In a downtown with an abundance of vacant space — including well over 10,000 square feet in buildings he owns — Nicholson said a vacant diner, which changed hands and names several times since 2001, wouldn’t be missed.
“If you think it’s easy to own property and rent it in Barre, I’ve got news for you,” he said.
The board was unable to find demolition of the diner as needed to pave the way for a project that would benefit the city, and concluded Nicholson failed to demonstrate retaining the structure he knowingly purchased in its current condition would cause him an “undue financial hardship.”
Nicholson provided the board with estimates that suggested renovating the structure would cost more than $47,000, not including the cost of replacing kitchen equipment if it were once again going to be used as a diner.

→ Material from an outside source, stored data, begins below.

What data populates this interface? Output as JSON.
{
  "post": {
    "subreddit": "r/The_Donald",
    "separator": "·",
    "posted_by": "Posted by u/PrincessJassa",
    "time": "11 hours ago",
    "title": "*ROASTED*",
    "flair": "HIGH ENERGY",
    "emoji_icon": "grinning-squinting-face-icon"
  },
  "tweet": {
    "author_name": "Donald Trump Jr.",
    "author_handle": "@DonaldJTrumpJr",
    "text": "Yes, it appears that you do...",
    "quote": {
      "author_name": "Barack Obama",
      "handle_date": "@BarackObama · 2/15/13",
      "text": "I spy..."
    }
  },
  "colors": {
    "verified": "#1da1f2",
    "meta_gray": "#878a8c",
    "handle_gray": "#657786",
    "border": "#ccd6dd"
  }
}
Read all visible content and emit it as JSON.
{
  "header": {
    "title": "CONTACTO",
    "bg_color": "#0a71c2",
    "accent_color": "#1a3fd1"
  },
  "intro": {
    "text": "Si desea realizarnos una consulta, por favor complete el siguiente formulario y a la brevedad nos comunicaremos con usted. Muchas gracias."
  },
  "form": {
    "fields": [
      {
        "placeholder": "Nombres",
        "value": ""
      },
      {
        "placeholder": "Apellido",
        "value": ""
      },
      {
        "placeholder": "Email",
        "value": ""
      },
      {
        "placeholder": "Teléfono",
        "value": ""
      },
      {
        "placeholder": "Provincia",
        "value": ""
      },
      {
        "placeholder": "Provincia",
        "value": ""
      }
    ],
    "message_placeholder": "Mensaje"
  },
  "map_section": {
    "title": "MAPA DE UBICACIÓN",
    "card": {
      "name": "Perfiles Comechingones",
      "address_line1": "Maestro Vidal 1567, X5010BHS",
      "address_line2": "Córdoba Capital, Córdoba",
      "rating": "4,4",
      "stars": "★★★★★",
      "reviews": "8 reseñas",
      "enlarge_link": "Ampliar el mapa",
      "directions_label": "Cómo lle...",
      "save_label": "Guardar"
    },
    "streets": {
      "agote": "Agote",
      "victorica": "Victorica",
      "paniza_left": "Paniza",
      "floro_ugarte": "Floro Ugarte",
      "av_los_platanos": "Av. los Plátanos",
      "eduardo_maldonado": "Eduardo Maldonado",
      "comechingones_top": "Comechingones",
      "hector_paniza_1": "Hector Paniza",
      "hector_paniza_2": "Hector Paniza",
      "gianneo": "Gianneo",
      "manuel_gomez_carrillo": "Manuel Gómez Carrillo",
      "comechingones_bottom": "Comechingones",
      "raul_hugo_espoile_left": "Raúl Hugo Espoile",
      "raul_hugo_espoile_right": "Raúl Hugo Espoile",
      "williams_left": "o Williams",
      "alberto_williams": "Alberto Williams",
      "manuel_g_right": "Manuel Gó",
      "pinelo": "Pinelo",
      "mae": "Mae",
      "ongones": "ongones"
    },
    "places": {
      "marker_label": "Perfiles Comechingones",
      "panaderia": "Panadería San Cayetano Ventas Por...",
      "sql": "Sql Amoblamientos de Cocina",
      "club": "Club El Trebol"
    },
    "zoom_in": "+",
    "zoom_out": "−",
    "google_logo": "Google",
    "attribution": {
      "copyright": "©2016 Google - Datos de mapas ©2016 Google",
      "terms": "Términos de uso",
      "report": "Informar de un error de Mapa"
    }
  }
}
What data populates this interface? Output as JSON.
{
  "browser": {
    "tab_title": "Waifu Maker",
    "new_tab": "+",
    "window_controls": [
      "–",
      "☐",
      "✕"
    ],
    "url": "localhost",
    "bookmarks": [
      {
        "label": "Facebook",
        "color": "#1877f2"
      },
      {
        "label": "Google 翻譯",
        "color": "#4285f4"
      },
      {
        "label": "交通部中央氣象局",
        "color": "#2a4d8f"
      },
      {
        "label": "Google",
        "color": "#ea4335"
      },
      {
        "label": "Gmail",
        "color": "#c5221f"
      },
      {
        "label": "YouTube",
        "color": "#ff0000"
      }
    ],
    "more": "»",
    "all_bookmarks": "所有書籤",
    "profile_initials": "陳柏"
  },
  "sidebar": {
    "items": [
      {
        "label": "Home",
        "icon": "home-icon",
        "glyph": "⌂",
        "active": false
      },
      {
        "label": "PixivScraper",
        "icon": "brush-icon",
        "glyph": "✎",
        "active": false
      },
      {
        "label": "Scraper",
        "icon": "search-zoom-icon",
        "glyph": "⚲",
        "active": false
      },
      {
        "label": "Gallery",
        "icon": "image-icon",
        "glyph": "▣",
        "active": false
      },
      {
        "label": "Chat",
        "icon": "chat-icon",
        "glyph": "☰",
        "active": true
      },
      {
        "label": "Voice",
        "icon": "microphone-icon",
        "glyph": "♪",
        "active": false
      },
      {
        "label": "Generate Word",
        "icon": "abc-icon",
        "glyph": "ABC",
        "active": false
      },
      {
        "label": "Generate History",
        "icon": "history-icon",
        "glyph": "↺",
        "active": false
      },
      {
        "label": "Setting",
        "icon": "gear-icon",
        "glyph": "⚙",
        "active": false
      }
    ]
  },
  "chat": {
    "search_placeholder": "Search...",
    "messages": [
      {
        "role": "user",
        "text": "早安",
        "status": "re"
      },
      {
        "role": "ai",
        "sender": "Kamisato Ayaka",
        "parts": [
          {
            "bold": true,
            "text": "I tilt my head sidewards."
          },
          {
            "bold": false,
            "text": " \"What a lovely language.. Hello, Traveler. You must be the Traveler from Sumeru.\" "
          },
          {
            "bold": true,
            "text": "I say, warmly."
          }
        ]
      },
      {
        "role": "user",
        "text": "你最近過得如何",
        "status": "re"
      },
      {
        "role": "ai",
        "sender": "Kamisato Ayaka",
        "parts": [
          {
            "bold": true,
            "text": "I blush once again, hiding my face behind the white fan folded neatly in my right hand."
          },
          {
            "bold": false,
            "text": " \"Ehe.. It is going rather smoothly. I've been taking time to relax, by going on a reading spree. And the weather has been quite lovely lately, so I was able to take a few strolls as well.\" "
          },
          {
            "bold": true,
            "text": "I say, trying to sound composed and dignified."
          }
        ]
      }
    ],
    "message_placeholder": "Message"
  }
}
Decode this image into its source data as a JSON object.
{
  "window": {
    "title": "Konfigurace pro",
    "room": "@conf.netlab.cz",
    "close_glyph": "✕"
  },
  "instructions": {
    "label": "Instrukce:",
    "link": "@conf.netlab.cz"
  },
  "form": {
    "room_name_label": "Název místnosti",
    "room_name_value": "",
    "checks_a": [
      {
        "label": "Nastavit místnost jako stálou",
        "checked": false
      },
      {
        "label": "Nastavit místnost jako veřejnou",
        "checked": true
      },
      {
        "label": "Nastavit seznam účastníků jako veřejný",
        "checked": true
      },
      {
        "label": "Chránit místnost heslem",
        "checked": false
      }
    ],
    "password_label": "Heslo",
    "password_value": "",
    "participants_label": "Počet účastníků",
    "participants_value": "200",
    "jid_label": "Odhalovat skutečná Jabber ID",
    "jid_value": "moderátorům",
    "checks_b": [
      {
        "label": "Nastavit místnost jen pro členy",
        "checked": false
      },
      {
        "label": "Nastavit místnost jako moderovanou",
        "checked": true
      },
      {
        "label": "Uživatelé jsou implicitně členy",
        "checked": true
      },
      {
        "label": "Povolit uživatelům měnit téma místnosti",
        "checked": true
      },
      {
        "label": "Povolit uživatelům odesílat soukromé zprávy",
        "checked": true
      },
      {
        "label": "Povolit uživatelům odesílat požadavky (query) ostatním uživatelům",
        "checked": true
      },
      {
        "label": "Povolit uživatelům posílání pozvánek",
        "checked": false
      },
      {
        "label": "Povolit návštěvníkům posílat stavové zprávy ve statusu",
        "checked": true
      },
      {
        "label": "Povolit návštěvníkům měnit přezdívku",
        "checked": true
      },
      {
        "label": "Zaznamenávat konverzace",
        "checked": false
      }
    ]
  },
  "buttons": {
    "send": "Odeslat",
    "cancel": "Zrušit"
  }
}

The board struggled with the same issue with respect to the demolition of the North Main Street building that was once the decades-long home of Dunkin’ Donuts. Members rejected an initial proposal to raze that building and only relented after being presented with a refined plan to convert the property into a landscaped parking lot for the neighboring Northfield Savings Bank. That building has since been demolished and the parking lot project is expected to be completed this year.
Though Thursday’s decision wasn’t unanimous, it reflected the board’s reluctance to permit the demolition of downtown structures absent a clear plan with some discernible upside for the city. Replacing vacant buildings with vacant lots doesn’t pass that test in the board’s view and some members worry approving an application that essentially does that would set a dangerous precedent.
The board’s longest serving member — Richard Deep — and one of its newest additions — Jessica Egerton — cast the two dissenting votes.